BAG, 07.06.2016 - 1 ABR 30/14: Zur Antragsbefugnis einzelner Mitglieder des Betriebsrates

Das Bundesarbeitsgericht (BAG) hatte sich in einem Beschluss vom 07.06.2016 mit einem Streit über das Verfahren zur Feststellung des Abstimmungsergebnisses bei der Beschlussfassung des Betriebsrats zu befassen.

Im entschiedenen Fall handelte es sich um einen Betrieb mit etwa 20.000 Arbeitnehmern. Der Betriebsrat verfügte über 43 Mitglieder.

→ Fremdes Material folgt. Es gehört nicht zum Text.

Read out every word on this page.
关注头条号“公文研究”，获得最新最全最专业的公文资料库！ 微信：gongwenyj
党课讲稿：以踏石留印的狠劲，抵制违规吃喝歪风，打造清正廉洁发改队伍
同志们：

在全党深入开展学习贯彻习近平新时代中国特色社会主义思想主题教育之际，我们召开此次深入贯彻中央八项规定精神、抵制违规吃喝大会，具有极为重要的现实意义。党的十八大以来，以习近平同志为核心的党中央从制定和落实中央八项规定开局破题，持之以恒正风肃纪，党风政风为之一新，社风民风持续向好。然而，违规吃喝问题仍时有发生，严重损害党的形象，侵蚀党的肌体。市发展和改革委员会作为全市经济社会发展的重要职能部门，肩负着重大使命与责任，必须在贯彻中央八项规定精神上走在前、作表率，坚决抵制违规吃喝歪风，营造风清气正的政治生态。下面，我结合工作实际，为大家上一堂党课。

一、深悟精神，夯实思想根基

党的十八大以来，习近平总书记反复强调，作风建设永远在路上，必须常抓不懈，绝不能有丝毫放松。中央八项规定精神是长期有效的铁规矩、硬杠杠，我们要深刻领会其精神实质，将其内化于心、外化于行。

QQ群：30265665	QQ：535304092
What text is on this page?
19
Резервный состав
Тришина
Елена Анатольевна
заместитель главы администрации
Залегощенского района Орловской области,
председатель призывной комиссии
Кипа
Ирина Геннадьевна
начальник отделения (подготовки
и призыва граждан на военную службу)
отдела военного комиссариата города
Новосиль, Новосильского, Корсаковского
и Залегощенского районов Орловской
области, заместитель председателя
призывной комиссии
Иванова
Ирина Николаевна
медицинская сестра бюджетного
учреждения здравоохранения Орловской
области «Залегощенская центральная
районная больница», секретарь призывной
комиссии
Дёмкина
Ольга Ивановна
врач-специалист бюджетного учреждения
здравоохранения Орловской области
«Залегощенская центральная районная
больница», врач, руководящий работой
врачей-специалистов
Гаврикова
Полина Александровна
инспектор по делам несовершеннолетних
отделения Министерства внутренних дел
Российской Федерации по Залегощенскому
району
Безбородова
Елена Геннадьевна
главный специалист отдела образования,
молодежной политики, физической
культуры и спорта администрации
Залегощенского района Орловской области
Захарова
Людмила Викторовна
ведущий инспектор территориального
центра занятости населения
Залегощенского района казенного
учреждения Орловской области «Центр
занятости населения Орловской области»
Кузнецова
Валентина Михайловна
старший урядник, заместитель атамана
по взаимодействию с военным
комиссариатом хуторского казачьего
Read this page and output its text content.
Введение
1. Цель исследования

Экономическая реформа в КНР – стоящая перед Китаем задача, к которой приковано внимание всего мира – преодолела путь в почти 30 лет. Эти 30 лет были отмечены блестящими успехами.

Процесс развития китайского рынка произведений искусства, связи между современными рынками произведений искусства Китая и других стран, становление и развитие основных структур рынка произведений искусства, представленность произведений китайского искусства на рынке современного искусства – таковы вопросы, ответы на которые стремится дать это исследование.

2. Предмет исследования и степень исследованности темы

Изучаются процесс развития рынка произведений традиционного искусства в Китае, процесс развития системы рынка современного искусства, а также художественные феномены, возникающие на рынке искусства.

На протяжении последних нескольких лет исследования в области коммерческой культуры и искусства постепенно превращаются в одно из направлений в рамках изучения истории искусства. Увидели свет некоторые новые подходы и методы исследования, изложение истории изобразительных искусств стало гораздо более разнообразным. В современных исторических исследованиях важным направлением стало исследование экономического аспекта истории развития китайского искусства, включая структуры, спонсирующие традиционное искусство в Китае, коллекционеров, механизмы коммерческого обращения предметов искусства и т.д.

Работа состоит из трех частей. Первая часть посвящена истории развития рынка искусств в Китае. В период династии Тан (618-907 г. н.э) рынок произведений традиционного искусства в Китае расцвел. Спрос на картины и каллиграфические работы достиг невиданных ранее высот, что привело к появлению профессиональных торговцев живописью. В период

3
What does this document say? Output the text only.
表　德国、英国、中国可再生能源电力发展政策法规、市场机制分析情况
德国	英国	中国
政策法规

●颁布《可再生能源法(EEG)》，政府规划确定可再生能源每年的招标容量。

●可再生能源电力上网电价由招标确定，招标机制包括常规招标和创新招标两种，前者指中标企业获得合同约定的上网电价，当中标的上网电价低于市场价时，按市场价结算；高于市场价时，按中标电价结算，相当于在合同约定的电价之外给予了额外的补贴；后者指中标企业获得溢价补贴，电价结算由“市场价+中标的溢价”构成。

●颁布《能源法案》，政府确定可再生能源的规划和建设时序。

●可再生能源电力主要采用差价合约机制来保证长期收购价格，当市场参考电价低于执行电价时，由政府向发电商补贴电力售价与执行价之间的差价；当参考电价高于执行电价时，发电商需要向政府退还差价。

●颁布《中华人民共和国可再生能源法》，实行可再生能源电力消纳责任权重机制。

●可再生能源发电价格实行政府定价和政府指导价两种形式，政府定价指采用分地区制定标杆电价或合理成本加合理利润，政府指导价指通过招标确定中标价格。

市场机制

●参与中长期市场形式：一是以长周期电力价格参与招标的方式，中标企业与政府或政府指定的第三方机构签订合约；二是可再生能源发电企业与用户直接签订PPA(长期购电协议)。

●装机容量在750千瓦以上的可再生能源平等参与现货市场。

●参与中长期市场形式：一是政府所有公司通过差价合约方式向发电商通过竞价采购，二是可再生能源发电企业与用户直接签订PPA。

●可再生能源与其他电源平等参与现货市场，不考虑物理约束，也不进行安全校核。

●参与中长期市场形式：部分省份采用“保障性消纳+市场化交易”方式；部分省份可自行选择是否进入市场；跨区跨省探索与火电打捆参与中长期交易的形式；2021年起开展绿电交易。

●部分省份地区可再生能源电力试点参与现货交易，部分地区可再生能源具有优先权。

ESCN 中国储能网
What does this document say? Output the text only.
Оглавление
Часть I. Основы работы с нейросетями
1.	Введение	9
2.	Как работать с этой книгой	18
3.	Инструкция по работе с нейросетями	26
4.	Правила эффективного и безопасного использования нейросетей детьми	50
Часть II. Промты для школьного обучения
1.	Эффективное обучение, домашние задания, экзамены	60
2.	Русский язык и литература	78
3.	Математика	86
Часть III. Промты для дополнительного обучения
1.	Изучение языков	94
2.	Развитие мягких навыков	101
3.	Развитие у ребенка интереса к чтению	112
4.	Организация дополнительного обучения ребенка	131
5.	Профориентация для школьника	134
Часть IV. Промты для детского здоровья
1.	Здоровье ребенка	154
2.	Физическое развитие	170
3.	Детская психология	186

Eine Reihe einzelner Mitglieder dieses Betriebsrates waren nicht mit der Art und Weise der Ermittlung der Abstimmungsergebnisse bei der Beschlussfassung des Betriebsrates durch den Leiter der Sitzung vom 11.04.2013 einverstanden.

Dieser war wie folgt vorgegangen:

"Über die Vorschläge der Koordinationsausschüsse wurde in der Weise abgestimmt, dass zunächst nach Nein-Stimmen und sodann nach Enthaltungen gefragt wurden. Ja-Stimmen wurden nicht ausdrücklich abgefragt. Aus der Differenz der abgegebenen Stimmen zu den bei den sechs Abstimmungsvorgängen anwesenden Betriebsratsmitgliedern stellte der Sitzungsleiter die Zahl der Ja-Stimmen fest und teilte diese sowie die damit verbundene Annahme des Antrags mit. Das so festgestellte Ergebnis wurde sodann im Protokoll festgehalten." (Rdnr. 4)

Die o.g. Einzelmitglieder des Betriebsrates, die dieses Vorgehen nach der "Subtraktionsmethode" für betriebsverfassungswidrig hielten, leiteten daraufhin ein arbeitsgerichtliches Beschlussverfahren ein.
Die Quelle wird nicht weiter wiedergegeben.